Cierro la puerta del cuarto de aseo y aún escucho tenuemente la maravillosa voz de mi vecina cantado en árabe algo que tiene aires de música pop.
Cierro la puerta del cuarto de aseo y aún escucho tenuemente la maravillosa voz de mi vecina cantado en árabe algo que tiene aires de música pop.

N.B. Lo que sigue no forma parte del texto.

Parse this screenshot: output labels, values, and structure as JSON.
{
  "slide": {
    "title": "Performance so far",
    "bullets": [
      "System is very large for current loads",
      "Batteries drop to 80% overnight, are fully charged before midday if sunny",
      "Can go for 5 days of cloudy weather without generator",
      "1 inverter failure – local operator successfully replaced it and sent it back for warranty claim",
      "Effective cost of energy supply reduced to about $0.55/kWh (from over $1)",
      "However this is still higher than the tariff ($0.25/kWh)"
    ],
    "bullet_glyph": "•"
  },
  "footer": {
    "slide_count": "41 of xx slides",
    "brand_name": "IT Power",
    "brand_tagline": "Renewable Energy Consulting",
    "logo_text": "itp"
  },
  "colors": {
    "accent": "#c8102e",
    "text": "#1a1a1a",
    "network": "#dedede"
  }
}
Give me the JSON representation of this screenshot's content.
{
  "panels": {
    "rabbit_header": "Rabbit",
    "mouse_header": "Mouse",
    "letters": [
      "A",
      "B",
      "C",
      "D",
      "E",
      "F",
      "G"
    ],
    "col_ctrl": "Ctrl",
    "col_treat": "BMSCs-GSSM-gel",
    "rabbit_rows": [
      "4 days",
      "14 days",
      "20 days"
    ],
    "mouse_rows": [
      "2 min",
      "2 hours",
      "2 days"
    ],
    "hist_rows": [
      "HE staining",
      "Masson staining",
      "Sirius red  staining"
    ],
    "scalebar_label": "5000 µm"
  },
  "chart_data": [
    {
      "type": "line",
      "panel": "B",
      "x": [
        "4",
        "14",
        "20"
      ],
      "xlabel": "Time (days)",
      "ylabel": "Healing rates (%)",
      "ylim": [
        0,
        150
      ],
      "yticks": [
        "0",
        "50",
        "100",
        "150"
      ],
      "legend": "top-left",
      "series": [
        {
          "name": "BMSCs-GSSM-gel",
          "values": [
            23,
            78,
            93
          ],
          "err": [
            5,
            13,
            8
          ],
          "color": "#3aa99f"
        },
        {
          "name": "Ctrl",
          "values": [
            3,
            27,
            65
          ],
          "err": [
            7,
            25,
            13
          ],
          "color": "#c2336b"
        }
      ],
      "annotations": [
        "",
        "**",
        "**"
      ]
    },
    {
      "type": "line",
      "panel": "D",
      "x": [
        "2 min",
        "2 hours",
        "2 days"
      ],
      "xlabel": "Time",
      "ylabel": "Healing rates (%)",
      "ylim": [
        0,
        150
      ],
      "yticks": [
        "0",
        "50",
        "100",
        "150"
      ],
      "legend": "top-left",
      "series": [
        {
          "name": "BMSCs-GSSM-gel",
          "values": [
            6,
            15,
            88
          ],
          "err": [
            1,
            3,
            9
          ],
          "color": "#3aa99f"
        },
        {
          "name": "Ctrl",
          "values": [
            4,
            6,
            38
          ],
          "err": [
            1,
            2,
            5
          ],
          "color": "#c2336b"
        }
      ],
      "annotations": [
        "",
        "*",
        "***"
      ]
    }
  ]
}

Antes de meterme en la cama oigo a destacados líderes hablar en
el idioma del país al que no quieren pertenecer. Algunos también hablan otros
idiomas. Y se me ocurre antes de arroparme que también eso es su identidad, y
tal vez la mía, que comprendo el catalán, lo leo, y hasta lo hablo a
trompicones si la ocasión lo exige. Pero sin orgullo ni prejuicio. Así, tal
cual, con naturalidad.
Seguramente es que no comprendo la cosa, tal vez porque dejé
de ser platónico al abandonar la adolescencia. Y luego me hice kantiano, de
esos de la crítica y las condiciones de posibilidad y la universalizabilidad del
imperativo categórico y la paz perpetua. Y luego algo nietzscheano, bastante
camusiano y muy de Zweig, Orwell y tantos otros. O sea, que la identidad, de
refilón y epidérmica. A lo mejor es que lo mío es un chop suey identitario, un
charneguismo nómada. Qué se yo.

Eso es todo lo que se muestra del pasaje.